Yes, it is but it's a bit tricky.
Keras ImageDataGenerator works on numpy.arrays and not on tf.Tensor's so we have to use Tensorflow's numpy_function. This will allow us to perform operations on tf.data.Dataset content just like it was numpy arrays.

First, let's declare the function that we will .map over our dataset (assuming your dataset consists of image, label pairs):

# We will take 1 original image and create 5 augmented images:
HOW_MANY_TO_AUGMENT = 5

def augment(image, label):

  # Create generator and fit it to an image
  img_gen = tf.keras.preprocessing.image.ImageDataGenerator(rescale=1./255)
  img_gen.fit(image)

  # We want to keep original image and label
  img_results = [(image/255.).astype(np.float32)] 
  label_results = [label]

  # Perform augmentation and keep the labels
  augmented_images = [next(img_gen.flow(image)) for _ in range(HOW_MANY_TO_AUGMENT)]
  labels = [label for _ in range(HOW_MANY_TO_AUGMENT)]
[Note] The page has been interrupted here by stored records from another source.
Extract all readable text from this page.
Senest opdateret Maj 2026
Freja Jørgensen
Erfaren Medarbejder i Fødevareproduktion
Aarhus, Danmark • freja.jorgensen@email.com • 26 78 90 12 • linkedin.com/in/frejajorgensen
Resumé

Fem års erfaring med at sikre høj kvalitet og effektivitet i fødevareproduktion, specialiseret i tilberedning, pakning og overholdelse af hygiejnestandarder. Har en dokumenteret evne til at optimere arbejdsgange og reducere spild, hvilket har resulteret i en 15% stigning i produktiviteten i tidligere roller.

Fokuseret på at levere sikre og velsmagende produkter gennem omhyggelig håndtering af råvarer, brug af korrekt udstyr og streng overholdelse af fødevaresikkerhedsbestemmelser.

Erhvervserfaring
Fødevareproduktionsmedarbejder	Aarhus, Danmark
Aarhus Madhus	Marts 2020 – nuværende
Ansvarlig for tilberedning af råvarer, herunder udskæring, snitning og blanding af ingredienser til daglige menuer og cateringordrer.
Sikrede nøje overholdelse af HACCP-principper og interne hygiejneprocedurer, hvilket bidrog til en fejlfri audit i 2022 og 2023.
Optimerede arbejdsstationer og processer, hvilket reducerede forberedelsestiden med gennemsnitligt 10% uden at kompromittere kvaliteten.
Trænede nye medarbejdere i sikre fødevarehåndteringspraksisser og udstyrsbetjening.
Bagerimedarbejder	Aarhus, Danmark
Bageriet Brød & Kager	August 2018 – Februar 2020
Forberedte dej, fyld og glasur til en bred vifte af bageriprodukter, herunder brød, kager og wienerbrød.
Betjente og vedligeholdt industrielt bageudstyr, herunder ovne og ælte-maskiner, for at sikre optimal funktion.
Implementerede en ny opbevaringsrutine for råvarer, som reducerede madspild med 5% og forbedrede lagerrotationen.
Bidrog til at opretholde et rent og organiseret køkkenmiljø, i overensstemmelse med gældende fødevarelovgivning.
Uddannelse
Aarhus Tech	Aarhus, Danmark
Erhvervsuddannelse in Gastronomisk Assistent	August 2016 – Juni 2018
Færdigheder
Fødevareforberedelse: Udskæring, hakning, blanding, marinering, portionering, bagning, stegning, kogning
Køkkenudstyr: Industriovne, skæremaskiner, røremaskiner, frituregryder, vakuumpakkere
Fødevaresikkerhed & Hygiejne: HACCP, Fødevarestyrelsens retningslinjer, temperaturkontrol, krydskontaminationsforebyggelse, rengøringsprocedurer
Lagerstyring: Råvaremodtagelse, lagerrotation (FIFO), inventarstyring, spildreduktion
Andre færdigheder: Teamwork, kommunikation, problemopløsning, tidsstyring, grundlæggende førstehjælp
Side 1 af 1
  # Append augmented data and labels to original data
  img_results.extend(augmented_images)
  label_results.extend(labels)

  return img_results, label_results

Now, in order to use this function inside tf.data.Dataset we must declare a numpy_function:

def py_augment(image, label):
  func = tf.numpy_function(augment, [image, label], [tf.float32, tf.int32])
  return func

py_augment can be safely used like:

augmented_dataset_ds = image_label_dataset.map(py_augment)

The image part in dataset is now in shape (HOW_MANY_TO_AUGMENT, image_height, image_width, channels). To convert it to simple (1, image_height, image_width, channels) you can simply use unbatch:

unbatched_augmented_dataset_ds = augmented_dataset_ds.unbatch()

So the entire section looks like this:

HOW_MANY_TO_AUGMENT = 5

def augment(image, label):

  # Create generator and fit it to an image
  img_gen = tf.keras.preprocessing.image.ImageDataGenerator(rescale=1./255)
  img_gen.fit(image)

  # We want to keep original image and label
  img_results = [(image/255.).astype(np.float32)] 
  label_results = [label]

  # Perform augmentation and keep the labels
  augmented_images = [next(img_gen.flow(image)) for _ in range(HOW_MANY_TO_AUGMENT)]
  labels = [label for _ in range(HOW_MANY_TO_AUGMENT)]

  # Append augmented data and labels to original data
  img_results.extend(augmented_images)
  label_results.extend(labels)

  return img_results, label_results

def py_augment(image, label):
  func = tf.numpy_function(augment, [image, label], [tf.float32, tf.int32])
  return func

unbatched_augmented_dataset_ds = augmented_dataset_ds.map(py_augment).unbatch()

# Iterate over the dataset for preview:
for image, label in unbatched_augmented_dataset_ds:
    ...